The coat of arms of the Cuninghames, Earls of Glencairn as recorded in 1820 (Robertson)

- Alexander Cunningham, 1st Earl of Glencairn (1426–1488)
- Robert Cunningham, 2nd Earl of Glencairn, According to the Scottish Code of Heraldry, the title, Earl of Glencairn, passed from father, Alexander, to his son Robert, upon his death, 11 June 1488, establishing Robert Cuninghame, the 2nd Earl of Glencairn. On 17 October 1488, at the behest of King James IV, Parliament passed the Act of Recissory, annulling all dignities granted by King James III after 2 February 1488. This Act deprived Robert of the title and rights granted to the Earldom of Glencairn. In 1505 Parliament passed the Act Revocatory, and the Earldom of Glencairn was restored upon the Cuninghame Family of Kilmaurs. (Cuthbert Cuninghame, 3rd Earl of Glencairn, 3rd Lord Kilmaurs.)
- Cuthbert Cunningham, 3rd Earl of Glencairn (c. 1476 – c. 1541)
- William Cunningham, 4th Earl of Glencairn (c. 1490–1547)
- Alexander Cunningham, 5th Earl of Glencairn (died 1574)
- William Cunningham, 6th Earl of Glencairn (1526–1580)
- James Cunningham, 7th Earl of Glencairn (1552–1630)
- William Cunningham, 8th Earl of Glencairn (1575–1631)
- William Cunningham, 9th Earl of Glencairn (1610–1664)
- Alexander Cunningham, 10th Earl of Glencairn (died without male issue, 1670).

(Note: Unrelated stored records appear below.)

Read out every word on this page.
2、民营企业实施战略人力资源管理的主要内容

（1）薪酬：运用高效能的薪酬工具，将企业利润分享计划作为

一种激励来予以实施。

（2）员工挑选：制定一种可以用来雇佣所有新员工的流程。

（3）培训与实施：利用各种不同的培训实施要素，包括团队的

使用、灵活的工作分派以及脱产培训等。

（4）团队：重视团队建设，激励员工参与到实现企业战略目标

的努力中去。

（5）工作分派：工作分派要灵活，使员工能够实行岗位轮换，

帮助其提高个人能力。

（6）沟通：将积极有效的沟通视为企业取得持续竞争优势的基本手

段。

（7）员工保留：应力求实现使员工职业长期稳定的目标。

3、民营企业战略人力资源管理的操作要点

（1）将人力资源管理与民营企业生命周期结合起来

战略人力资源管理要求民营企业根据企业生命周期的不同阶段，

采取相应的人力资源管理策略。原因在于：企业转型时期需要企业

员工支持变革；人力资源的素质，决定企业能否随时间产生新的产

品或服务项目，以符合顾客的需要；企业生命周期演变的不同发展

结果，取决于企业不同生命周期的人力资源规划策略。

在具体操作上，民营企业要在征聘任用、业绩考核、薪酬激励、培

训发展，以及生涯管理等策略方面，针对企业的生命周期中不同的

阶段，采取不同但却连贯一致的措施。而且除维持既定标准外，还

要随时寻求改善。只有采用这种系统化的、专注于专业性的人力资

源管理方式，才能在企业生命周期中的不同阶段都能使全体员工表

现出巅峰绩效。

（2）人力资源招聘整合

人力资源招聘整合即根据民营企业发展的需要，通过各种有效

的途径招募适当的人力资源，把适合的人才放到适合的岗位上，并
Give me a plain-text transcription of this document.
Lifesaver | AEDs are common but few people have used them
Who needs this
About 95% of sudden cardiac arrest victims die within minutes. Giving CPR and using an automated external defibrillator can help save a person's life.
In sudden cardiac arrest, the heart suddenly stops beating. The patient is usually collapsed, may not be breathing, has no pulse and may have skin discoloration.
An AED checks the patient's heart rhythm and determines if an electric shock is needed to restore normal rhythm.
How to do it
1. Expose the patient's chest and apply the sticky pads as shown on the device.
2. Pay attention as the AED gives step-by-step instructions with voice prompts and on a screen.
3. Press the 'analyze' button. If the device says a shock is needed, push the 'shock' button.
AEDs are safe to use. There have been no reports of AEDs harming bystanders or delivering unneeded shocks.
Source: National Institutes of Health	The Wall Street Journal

- John Cunningham, 11th Earl of Glencairn (died 1703) succeeded his brother and matriculated the arms in 1672.
- William Cunningham, 12th Earl of Glencairn (died 1734)
- William Cunningham, 13th Earl of Glencairn (died 1775)
- James Cunningham, 14th Earl of Glencairn (1749–1791), was unmarried and died without issue; succeeded by his brother.
- John Cunningham, 15th Earl of Glencairn (1750–1796), died without issue.